Un fallimento come negoziante e agricoltore, Patrick Henry entrò nella House of Burgesses della Virginia solo poco prima che il Parlamento di Londra imponesse alle sue colonie nordamericane il tanto detestato Stamp Act del 1765. In risposta, Henry, già famoso per la sua appassionata retorica in difesa di diritti coloniali, composto dalle risoluzioni radicali viste qui, in cui denunciava l'autorità ultima del Parlamento sulle legislature nazionali e ribadiva il grido di battaglia di "nessuna tassazione senza rappresentanza". Misteriosamente, sebbene la House of Burgesses abbia respinto alcune delle lamentele di Henry come troppo aspre critiche nei confronti del re, ciò che alla fine è apparso sul Maryland Gazette il 4 luglio contiene un linguaggio forte che sembra non appartenere né a Henry né alla Camera.

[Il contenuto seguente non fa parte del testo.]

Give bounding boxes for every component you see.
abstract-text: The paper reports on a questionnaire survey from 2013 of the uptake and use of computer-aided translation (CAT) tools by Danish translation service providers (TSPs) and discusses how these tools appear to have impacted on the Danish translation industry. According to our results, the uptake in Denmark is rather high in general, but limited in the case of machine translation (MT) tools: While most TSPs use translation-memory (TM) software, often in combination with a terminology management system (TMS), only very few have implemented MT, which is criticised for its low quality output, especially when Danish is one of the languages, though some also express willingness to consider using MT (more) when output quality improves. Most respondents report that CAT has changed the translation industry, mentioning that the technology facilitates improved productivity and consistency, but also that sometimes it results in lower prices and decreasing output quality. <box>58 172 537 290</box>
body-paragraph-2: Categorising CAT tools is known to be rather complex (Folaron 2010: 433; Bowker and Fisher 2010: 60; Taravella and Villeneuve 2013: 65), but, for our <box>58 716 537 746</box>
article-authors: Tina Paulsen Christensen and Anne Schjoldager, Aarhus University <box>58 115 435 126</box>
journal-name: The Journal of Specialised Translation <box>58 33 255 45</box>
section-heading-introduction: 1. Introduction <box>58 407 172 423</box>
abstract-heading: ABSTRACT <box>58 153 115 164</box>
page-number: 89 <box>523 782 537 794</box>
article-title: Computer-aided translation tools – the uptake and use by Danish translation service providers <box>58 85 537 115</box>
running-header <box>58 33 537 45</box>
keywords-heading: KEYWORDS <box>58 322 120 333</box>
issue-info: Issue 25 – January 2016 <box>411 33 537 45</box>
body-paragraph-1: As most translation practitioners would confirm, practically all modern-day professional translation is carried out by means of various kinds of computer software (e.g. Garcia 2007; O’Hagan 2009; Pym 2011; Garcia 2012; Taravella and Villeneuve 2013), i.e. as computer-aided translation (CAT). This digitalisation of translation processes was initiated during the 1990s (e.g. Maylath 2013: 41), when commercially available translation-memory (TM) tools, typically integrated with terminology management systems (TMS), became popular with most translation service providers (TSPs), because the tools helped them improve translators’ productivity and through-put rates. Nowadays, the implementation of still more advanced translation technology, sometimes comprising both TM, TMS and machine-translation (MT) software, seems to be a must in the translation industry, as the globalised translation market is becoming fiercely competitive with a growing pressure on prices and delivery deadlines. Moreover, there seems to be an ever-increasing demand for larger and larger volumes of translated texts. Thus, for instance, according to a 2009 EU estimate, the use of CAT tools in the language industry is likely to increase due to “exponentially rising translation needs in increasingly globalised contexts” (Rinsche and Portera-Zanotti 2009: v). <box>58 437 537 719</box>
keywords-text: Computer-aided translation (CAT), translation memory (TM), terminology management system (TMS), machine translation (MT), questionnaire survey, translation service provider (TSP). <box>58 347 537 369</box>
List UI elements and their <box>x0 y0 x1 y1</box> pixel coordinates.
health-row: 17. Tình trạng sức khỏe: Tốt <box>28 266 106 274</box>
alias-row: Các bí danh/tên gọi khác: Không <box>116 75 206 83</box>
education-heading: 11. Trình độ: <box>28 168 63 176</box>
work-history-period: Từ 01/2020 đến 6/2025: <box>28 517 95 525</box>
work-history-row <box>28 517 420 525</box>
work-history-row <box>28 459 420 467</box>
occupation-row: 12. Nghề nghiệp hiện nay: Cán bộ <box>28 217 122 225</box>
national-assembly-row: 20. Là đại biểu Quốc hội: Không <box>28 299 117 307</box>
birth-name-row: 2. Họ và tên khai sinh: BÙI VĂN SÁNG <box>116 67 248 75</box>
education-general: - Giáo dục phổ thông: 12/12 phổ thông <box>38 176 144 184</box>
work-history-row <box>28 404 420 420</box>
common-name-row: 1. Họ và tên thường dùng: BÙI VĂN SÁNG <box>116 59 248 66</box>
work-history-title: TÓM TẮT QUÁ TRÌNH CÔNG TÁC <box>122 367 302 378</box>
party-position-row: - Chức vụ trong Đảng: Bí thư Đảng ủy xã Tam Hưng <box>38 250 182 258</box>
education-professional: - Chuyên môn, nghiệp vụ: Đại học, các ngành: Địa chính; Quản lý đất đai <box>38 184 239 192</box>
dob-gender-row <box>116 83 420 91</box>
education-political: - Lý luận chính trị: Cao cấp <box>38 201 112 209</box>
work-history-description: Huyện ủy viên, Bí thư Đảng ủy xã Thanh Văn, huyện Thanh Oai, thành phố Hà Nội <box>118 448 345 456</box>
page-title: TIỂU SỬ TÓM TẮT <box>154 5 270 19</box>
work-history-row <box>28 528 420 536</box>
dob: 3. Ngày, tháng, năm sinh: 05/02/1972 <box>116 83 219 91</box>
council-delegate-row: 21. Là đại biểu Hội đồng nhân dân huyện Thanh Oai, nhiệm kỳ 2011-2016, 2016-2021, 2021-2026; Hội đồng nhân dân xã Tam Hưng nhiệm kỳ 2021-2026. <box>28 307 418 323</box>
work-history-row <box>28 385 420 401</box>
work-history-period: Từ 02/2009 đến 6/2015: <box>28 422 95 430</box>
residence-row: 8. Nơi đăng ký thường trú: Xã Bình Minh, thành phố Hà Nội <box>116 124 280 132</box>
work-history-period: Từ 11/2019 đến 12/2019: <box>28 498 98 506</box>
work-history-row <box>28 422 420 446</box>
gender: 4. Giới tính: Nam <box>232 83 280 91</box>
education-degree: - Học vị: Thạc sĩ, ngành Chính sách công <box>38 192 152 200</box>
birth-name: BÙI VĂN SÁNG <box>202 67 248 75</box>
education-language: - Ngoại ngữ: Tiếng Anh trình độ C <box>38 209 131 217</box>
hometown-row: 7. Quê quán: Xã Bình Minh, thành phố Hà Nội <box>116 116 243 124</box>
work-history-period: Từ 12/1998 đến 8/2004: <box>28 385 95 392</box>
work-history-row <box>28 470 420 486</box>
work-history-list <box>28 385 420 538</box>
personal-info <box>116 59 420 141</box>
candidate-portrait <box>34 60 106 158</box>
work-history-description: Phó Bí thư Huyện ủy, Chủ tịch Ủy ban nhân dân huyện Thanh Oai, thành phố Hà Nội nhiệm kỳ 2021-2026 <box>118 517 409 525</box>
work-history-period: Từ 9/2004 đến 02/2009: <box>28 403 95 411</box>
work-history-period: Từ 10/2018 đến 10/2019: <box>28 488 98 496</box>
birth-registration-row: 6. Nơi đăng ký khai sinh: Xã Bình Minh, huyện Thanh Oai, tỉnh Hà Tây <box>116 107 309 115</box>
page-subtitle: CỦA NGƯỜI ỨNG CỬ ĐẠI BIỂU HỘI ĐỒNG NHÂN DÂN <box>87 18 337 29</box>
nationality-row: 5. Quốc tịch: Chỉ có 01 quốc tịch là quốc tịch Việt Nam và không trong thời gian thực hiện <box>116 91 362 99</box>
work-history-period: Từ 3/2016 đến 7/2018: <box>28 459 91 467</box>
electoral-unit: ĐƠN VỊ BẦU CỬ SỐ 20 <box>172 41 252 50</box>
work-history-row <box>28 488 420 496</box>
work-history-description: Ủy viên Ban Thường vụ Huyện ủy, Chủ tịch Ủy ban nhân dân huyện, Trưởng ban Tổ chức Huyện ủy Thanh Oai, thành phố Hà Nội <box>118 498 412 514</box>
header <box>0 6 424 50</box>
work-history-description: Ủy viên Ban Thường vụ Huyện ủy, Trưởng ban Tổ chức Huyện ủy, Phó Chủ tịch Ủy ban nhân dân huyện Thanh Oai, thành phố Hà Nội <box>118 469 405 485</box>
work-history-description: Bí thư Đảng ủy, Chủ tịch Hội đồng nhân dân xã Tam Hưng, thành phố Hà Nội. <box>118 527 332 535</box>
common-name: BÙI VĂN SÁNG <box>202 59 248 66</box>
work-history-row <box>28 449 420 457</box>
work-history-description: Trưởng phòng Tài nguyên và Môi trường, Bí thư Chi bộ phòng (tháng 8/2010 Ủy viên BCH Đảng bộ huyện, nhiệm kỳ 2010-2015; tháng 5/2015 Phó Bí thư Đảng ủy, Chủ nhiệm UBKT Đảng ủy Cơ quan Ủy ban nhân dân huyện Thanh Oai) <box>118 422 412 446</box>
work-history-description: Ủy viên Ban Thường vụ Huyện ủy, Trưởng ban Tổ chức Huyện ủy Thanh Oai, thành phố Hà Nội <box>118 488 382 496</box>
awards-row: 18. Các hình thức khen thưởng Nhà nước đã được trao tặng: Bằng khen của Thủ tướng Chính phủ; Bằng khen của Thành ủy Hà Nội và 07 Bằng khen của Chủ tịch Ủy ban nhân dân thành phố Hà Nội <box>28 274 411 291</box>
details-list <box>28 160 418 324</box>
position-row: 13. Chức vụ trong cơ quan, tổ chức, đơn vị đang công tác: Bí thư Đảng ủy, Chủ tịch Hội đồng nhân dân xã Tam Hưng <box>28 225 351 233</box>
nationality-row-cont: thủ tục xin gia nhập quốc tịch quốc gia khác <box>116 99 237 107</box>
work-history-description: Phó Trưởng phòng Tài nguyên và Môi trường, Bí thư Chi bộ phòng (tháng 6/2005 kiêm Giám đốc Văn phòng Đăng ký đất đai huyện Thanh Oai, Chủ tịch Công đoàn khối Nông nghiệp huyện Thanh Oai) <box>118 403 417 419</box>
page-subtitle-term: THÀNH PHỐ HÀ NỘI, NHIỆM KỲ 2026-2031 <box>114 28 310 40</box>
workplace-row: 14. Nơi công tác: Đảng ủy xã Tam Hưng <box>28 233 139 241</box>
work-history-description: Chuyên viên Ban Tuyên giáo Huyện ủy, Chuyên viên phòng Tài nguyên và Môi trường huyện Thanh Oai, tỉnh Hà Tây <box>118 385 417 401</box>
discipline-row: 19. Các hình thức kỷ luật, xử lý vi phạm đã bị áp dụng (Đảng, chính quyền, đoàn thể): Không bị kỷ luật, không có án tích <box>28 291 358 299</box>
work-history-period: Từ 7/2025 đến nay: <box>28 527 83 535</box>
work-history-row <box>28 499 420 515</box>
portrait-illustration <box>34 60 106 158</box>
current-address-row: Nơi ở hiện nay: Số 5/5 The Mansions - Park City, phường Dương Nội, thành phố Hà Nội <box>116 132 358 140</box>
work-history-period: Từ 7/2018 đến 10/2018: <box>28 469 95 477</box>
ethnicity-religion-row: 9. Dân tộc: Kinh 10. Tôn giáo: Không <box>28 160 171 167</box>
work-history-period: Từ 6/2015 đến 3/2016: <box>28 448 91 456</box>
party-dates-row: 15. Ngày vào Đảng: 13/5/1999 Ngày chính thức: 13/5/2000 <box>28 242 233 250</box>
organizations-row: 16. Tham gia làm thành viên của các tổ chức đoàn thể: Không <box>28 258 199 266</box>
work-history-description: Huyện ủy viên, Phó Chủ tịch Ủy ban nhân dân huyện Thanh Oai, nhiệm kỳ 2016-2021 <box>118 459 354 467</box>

Elettrizzato da tale schiettezza, qualunque fosse la sua origine, più colonie si affrettarono a seguirne l'esempio e Patrick Henry divenne famoso in tutto il Nord America e in Gran Bretagna come potente influenza sul pensiero rivoluzionario.

Laura M.mugnaio,
Vanderbilt University

Guarda anche Rivoluzione, americana: storia politica ; "Tassazione senza rappresentanza".

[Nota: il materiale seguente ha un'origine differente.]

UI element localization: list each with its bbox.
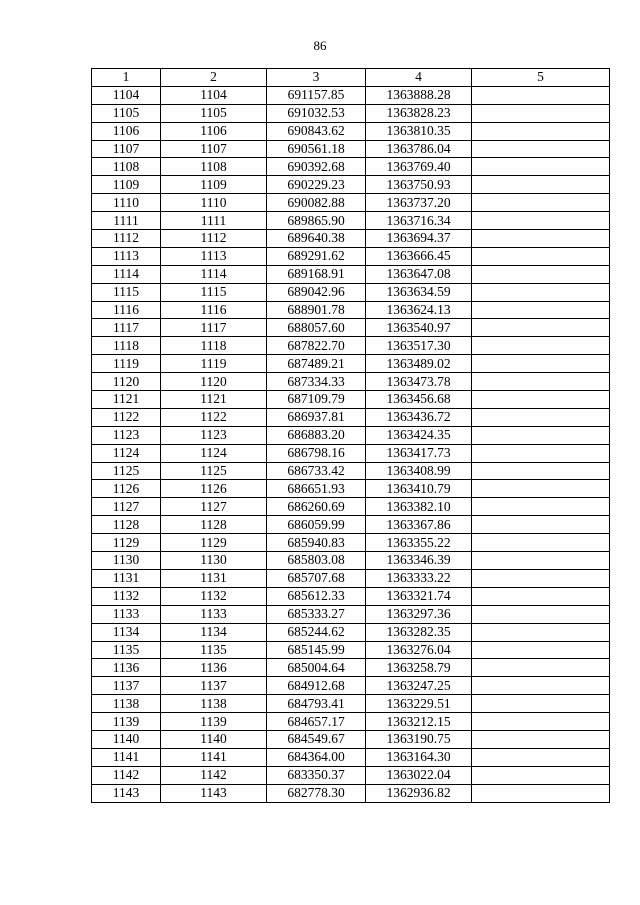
table-cell: 1115 bbox=[92, 283, 161, 301]
table-cell bbox=[472, 247, 610, 265]
table-cell: 686260.69 bbox=[267, 498, 366, 516]
table-cell: 1120 bbox=[92, 373, 161, 391]
table-cell bbox=[472, 194, 610, 212]
table-cell: 690843.62 bbox=[267, 122, 366, 140]
table-cell bbox=[472, 480, 610, 498]
table-cell: 689640.38 bbox=[267, 230, 366, 248]
table-row bbox=[92, 283, 610, 301]
table-cell: 687822.70 bbox=[267, 337, 366, 355]
table-cell: 1138 bbox=[161, 695, 267, 713]
column-header: 4 bbox=[366, 69, 472, 87]
table-cell: 1124 bbox=[92, 444, 161, 462]
table-row bbox=[92, 408, 610, 426]
table-cell: 1363258.79 bbox=[366, 659, 472, 677]
table-cell bbox=[472, 408, 610, 426]
table-cell: 1111 bbox=[92, 212, 161, 230]
coordinates-table bbox=[91, 68, 610, 803]
table-cell: 1115 bbox=[161, 283, 267, 301]
table-cell: 687109.79 bbox=[267, 391, 366, 409]
table-cell: 1363647.08 bbox=[366, 265, 472, 283]
table-cell: 1143 bbox=[92, 784, 161, 802]
table-cell bbox=[472, 534, 610, 552]
table-row bbox=[92, 247, 610, 265]
table-row bbox=[92, 641, 610, 659]
table-cell: 690392.68 bbox=[267, 158, 366, 176]
table-cell: 1136 bbox=[92, 659, 161, 677]
table-cell: 1363367.86 bbox=[366, 516, 472, 534]
table-row bbox=[92, 713, 610, 731]
table-cell: 1104 bbox=[161, 86, 267, 104]
table-row bbox=[92, 212, 610, 230]
table-cell: 685940.83 bbox=[267, 534, 366, 552]
table-cell: 1107 bbox=[92, 140, 161, 158]
table-cell: 1125 bbox=[161, 462, 267, 480]
table-cell: 1129 bbox=[92, 534, 161, 552]
table-cell: 1123 bbox=[161, 426, 267, 444]
table-cell: 1363321.74 bbox=[366, 587, 472, 605]
table-row bbox=[92, 444, 610, 462]
table-cell: 1104 bbox=[92, 86, 161, 104]
table-cell: 1127 bbox=[161, 498, 267, 516]
table-cell bbox=[472, 319, 610, 337]
table-cell: 1110 bbox=[161, 194, 267, 212]
table-cell: 1109 bbox=[161, 176, 267, 194]
table-cell: 689042.96 bbox=[267, 283, 366, 301]
table-row bbox=[92, 730, 610, 748]
table-cell: 1133 bbox=[161, 605, 267, 623]
table-cell bbox=[472, 301, 610, 319]
table-cell: 684549.67 bbox=[267, 730, 366, 748]
table-cell: 1363769.40 bbox=[366, 158, 472, 176]
table-cell bbox=[472, 230, 610, 248]
table-row bbox=[92, 498, 610, 516]
table-cell: 683350.37 bbox=[267, 766, 366, 784]
table-cell bbox=[472, 659, 610, 677]
table-cell: 1363634.59 bbox=[366, 283, 472, 301]
table-cell bbox=[472, 104, 610, 122]
table-cell bbox=[472, 784, 610, 802]
table-cell bbox=[472, 730, 610, 748]
table-row bbox=[92, 194, 610, 212]
table-row bbox=[92, 373, 610, 391]
table-row bbox=[92, 176, 610, 194]
table-cell: 1141 bbox=[92, 748, 161, 766]
table-cell: 689291.62 bbox=[267, 247, 366, 265]
table-cell bbox=[472, 587, 610, 605]
table-cell: 685244.62 bbox=[267, 623, 366, 641]
table-row bbox=[92, 265, 610, 283]
table-cell bbox=[472, 498, 610, 516]
table-cell: 1363540.97 bbox=[366, 319, 472, 337]
column-header: 3 bbox=[267, 69, 366, 87]
table-cell: 1105 bbox=[92, 104, 161, 122]
table-cell: 1110 bbox=[92, 194, 161, 212]
table-cell: 686798.16 bbox=[267, 444, 366, 462]
table-cell: 690082.88 bbox=[267, 194, 366, 212]
table-cell: 1127 bbox=[92, 498, 161, 516]
table-cell bbox=[472, 641, 610, 659]
table-cell bbox=[472, 552, 610, 570]
table-cell: 690229.23 bbox=[267, 176, 366, 194]
table-cell: 686651.93 bbox=[267, 480, 366, 498]
table-cell bbox=[472, 158, 610, 176]
table-cell: 685004.64 bbox=[267, 659, 366, 677]
table-row bbox=[92, 104, 610, 122]
table-row bbox=[92, 86, 610, 104]
table-cell: 684793.41 bbox=[267, 695, 366, 713]
table-row bbox=[92, 230, 610, 248]
table-cell bbox=[472, 516, 610, 534]
table-cell: 1141 bbox=[161, 748, 267, 766]
table-cell: 1363164.30 bbox=[366, 748, 472, 766]
table-cell bbox=[472, 569, 610, 587]
table-cell: 688057.60 bbox=[267, 319, 366, 337]
table-cell: 1132 bbox=[161, 587, 267, 605]
table-cell bbox=[472, 426, 610, 444]
table-cell bbox=[472, 212, 610, 230]
table-cell: 1134 bbox=[92, 623, 161, 641]
table-cell: 691157.85 bbox=[267, 86, 366, 104]
table-cell: 1363355.22 bbox=[366, 534, 472, 552]
table-cell: 1126 bbox=[161, 480, 267, 498]
table-cell: 1112 bbox=[92, 230, 161, 248]
table-cell: 690561.18 bbox=[267, 140, 366, 158]
table-cell bbox=[472, 695, 610, 713]
table-cell: 1116 bbox=[161, 301, 267, 319]
column-header: 1 bbox=[92, 69, 161, 87]
table-cell: 1363190.75 bbox=[366, 730, 472, 748]
table-cell: 1363247.25 bbox=[366, 677, 472, 695]
table-cell: 1119 bbox=[92, 355, 161, 373]
table-cell: 1106 bbox=[92, 122, 161, 140]
table-cell: 686733.42 bbox=[267, 462, 366, 480]
table-cell: 1114 bbox=[161, 265, 267, 283]
table-cell: 684364.00 bbox=[267, 748, 366, 766]
table-cell: 1122 bbox=[161, 408, 267, 426]
table-cell: 1124 bbox=[161, 444, 267, 462]
table-cell: 1363276.04 bbox=[366, 641, 472, 659]
table-body bbox=[92, 86, 610, 802]
table-cell bbox=[472, 605, 610, 623]
table-row bbox=[92, 695, 610, 713]
table-cell: 1363888.28 bbox=[366, 86, 472, 104]
table-cell: 1128 bbox=[92, 516, 161, 534]
table-row bbox=[92, 122, 610, 140]
table-cell: 1122 bbox=[92, 408, 161, 426]
page-number: 86 bbox=[313, 38, 327, 53]
table-cell bbox=[472, 462, 610, 480]
table-cell: 1134 bbox=[161, 623, 267, 641]
table-cell: 685145.99 bbox=[267, 641, 366, 659]
table-cell: 1363212.15 bbox=[366, 713, 472, 731]
table-cell: 1143 bbox=[161, 784, 267, 802]
table-row bbox=[92, 319, 610, 337]
table-row bbox=[92, 462, 610, 480]
column-header: 2 bbox=[161, 69, 267, 87]
table-cell bbox=[472, 355, 610, 373]
table-cell: 1363333.22 bbox=[366, 569, 472, 587]
table-cell bbox=[472, 140, 610, 158]
table-row bbox=[92, 301, 610, 319]
table-cell: 1137 bbox=[161, 677, 267, 695]
table-cell: 1118 bbox=[161, 337, 267, 355]
table-cell: 682778.30 bbox=[267, 784, 366, 802]
table-cell: 1363022.04 bbox=[366, 766, 472, 784]
table-cell: 1107 bbox=[161, 140, 267, 158]
table-row bbox=[92, 677, 610, 695]
table-cell: 1363489.02 bbox=[366, 355, 472, 373]
table-cell: 1137 bbox=[92, 677, 161, 695]
table-cell: 685707.68 bbox=[267, 569, 366, 587]
table-cell: 1109 bbox=[92, 176, 161, 194]
table-cell: 687334.33 bbox=[267, 373, 366, 391]
table-row bbox=[92, 623, 610, 641]
table-cell: 1125 bbox=[92, 462, 161, 480]
table-cell: 1363436.72 bbox=[366, 408, 472, 426]
table-cell: 1136 bbox=[161, 659, 267, 677]
table-cell: 1363737.20 bbox=[366, 194, 472, 212]
table-cell: 1121 bbox=[92, 391, 161, 409]
table-cell: 1126 bbox=[92, 480, 161, 498]
table-cell: 1135 bbox=[161, 641, 267, 659]
table-row bbox=[92, 391, 610, 409]
table-cell bbox=[472, 766, 610, 784]
table-cell: 685333.27 bbox=[267, 605, 366, 623]
table-cell: 1363666.45 bbox=[366, 247, 472, 265]
table-cell: 686883.20 bbox=[267, 426, 366, 444]
table-row bbox=[92, 784, 610, 802]
table-row bbox=[92, 587, 610, 605]
table-cell bbox=[472, 677, 610, 695]
table-cell: 1114 bbox=[92, 265, 161, 283]
table-cell bbox=[472, 283, 610, 301]
table-cell bbox=[472, 713, 610, 731]
table-cell: 1116 bbox=[92, 301, 161, 319]
table-cell: 689865.90 bbox=[267, 212, 366, 230]
table-cell bbox=[472, 86, 610, 104]
table-cell: 688901.78 bbox=[267, 301, 366, 319]
table-cell bbox=[472, 122, 610, 140]
table-cell: 1132 bbox=[92, 587, 161, 605]
table-cell bbox=[472, 748, 610, 766]
table-cell: 687489.21 bbox=[267, 355, 366, 373]
table-cell: 1363716.34 bbox=[366, 212, 472, 230]
table-row bbox=[92, 748, 610, 766]
table-cell bbox=[472, 265, 610, 283]
table-cell: 1113 bbox=[92, 247, 161, 265]
table-cell: 1128 bbox=[161, 516, 267, 534]
table-cell: 1142 bbox=[161, 766, 267, 784]
table-cell: 684912.68 bbox=[267, 677, 366, 695]
table-cell: 686059.99 bbox=[267, 516, 366, 534]
table-cell bbox=[472, 391, 610, 409]
table-cell: 1129 bbox=[161, 534, 267, 552]
table-cell: 1108 bbox=[92, 158, 161, 176]
column-header: 5 bbox=[472, 69, 610, 87]
table-cell: 1121 bbox=[161, 391, 267, 409]
table-cell bbox=[472, 337, 610, 355]
table-row bbox=[92, 552, 610, 570]
table-row bbox=[92, 158, 610, 176]
table-row bbox=[92, 516, 610, 534]
table-cell: 1363410.79 bbox=[366, 480, 472, 498]
table-cell: 1363229.51 bbox=[366, 695, 472, 713]
table-cell: 1363408.99 bbox=[366, 462, 472, 480]
table-cell: 689168.91 bbox=[267, 265, 366, 283]
table-cell: 1106 bbox=[161, 122, 267, 140]
table-row bbox=[92, 659, 610, 677]
table-row bbox=[92, 534, 610, 552]
table-cell: 1117 bbox=[161, 319, 267, 337]
table-row bbox=[92, 766, 610, 784]
table-row bbox=[92, 569, 610, 587]
table-cell: 1363694.37 bbox=[366, 230, 472, 248]
table-row bbox=[92, 355, 610, 373]
table-cell: 1139 bbox=[161, 713, 267, 731]
table-cell: 1131 bbox=[161, 569, 267, 587]
table-cell: 685612.33 bbox=[267, 587, 366, 605]
table-cell: 1119 bbox=[161, 355, 267, 373]
table-cell: 1118 bbox=[92, 337, 161, 355]
table-cell: 1133 bbox=[92, 605, 161, 623]
table-cell bbox=[472, 623, 610, 641]
table-cell: 1120 bbox=[161, 373, 267, 391]
table-cell: 1130 bbox=[161, 552, 267, 570]
table-cell: 1363624.13 bbox=[366, 301, 472, 319]
table-cell: 1138 bbox=[92, 695, 161, 713]
table-cell: 1363456.68 bbox=[366, 391, 472, 409]
table-cell: 1363417.73 bbox=[366, 444, 472, 462]
table-row bbox=[92, 426, 610, 444]
table-cell: 1112 bbox=[161, 230, 267, 248]
table-cell: 1131 bbox=[92, 569, 161, 587]
table-cell: 1140 bbox=[92, 730, 161, 748]
table-cell: 1113 bbox=[161, 247, 267, 265]
table-cell bbox=[472, 373, 610, 391]
table-cell: 1363786.04 bbox=[366, 140, 472, 158]
table-row bbox=[92, 605, 610, 623]
table-cell: 1139 bbox=[92, 713, 161, 731]
table-cell: 1363473.78 bbox=[366, 373, 472, 391]
table-cell: 1363517.30 bbox=[366, 337, 472, 355]
table-cell: 1363346.39 bbox=[366, 552, 472, 570]
table-cell: 1363750.93 bbox=[366, 176, 472, 194]
table-row bbox=[92, 480, 610, 498]
table-cell: 1140 bbox=[161, 730, 267, 748]
table-cell: 1363297.36 bbox=[366, 605, 472, 623]
table-cell: 1117 bbox=[92, 319, 161, 337]
table-cell: 1123 bbox=[92, 426, 161, 444]
table-cell bbox=[472, 444, 610, 462]
table-cell: 1130 bbox=[92, 552, 161, 570]
table-cell: 691032.53 bbox=[267, 104, 366, 122]
table-cell: 1363382.10 bbox=[366, 498, 472, 516]
table-cell: 1142 bbox=[92, 766, 161, 784]
table-cell: 684657.17 bbox=[267, 713, 366, 731]
table-cell: 1363282.35 bbox=[366, 623, 472, 641]
table-header-row bbox=[92, 69, 610, 87]
table-row bbox=[92, 140, 610, 158]
table-cell bbox=[472, 176, 610, 194]
table-cell: 1362936.82 bbox=[366, 784, 472, 802]
table-row bbox=[92, 337, 610, 355]
table-cell: 685803.08 bbox=[267, 552, 366, 570]
table-cell: 1363810.35 bbox=[366, 122, 472, 140]
table-cell: 1108 bbox=[161, 158, 267, 176]
table-cell: 1111 bbox=[161, 212, 267, 230]
table-cell: 1105 bbox=[161, 104, 267, 122]
table-cell: 1135 bbox=[92, 641, 161, 659]
table-cell: 1363828.23 bbox=[366, 104, 472, 122]
table-cell: 1363424.35 bbox=[366, 426, 472, 444]
table-cell: 686937.81 bbox=[267, 408, 366, 426]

Risoluzioni della House of Burgesses in Virginia, giugno 1765.

Che i primi avventurieri e coloni di questa colonia di sua maestà e del dominio della Virginia, portarono con sé e trasmisero ai loro posteri, e tutti gli altri sudditi di sua maestà da quando abitavano in questa colonia di sua maestà, tutte le libertà, privilegi, franchigie e immunità , che in qualsiasi momento sono stati detenuti, goduti e posseduti dal popolo della Gran Bretagna.

Che da due carte reali, concesse da re Giacomo il primo, le suddette colonie sono dichiarate titolate, a tutte le libertà, privilegi e immunità, di abitanti e soggetti naturali (a tutti gli intenti e scopi) come se fossero state dimoranti e nate all'interno del Regno d'Inghilterra.

Che la tassazione delle persone da parte loro, o da persone scelte da loro stesse per rappresentarle, che possono solo sapere quali tasse le persone sono in grado di sopportare, o il metodo più semplice per aumentarle, e devono esse stesse essere influenzate da ogni tassa imposta il Popolo, è l'unica sicurezza contro una tassazione onerosa; e la caratteristica distintiva della libertà britannica; e, senza la quale, l'antica Costituzione non può esistere.

Che il popolo di Sua Maestà il Liegi di questa sua più antica e fedele colonia, ha, senza interruzione, l'inestimabile diritto di essere governato da tali leggi, rispettando la loro politica interna e la tassazione, come derivano dal loro stesso consenso, con l'approvazione del loro sovrano , o il suo sostituto; quale diritto non è mai stato perso, né ceduto; ma è stato costantemente riconosciuto dai re e dal popolo della Gran Bretagna.

Deciso quindi che l'Assemblea Generale di questa Colonia, con il consenso di Sua Maestà o del suo Sostituto, abbia il diritto e l'autorità esclusiva di imporre tasse e imposizioni sui suoi abitanti: e che ogni tentativo di conferire tale autorità a qualsiasi altra persona o Persone qualunque, ha una tendenza manifesta a distruggere la libertà americana.

Che il popolo della Liegi di Sua Maestà, abitanti di questa colonia, non è obbligato a cedere obbedienza a qualsiasi legge o ordinanza, progettata per imporre loro alcuna tassazione, ad eccezione delle leggi o ordinanze dell'Assemblea Generale come suddette.

Che qualsiasi Persona che, parlando o scrivendo, asserisca o manterrà, Che qualsiasi Persona o Persona, diversa dall'Assemblea Generale di questa Colonia, con il suddetto consenso, abbia alcun diritto o autorità di imporre o imporre qualsiasi tassa su i suoi abitanti saranno considerati nemici di questa colonia di sua maestà.

FONTE: Henry, Patrick. "Risoluzioni della House of Burgesses in Virginia." Gazette del Maryland, Luglio 4, 1765.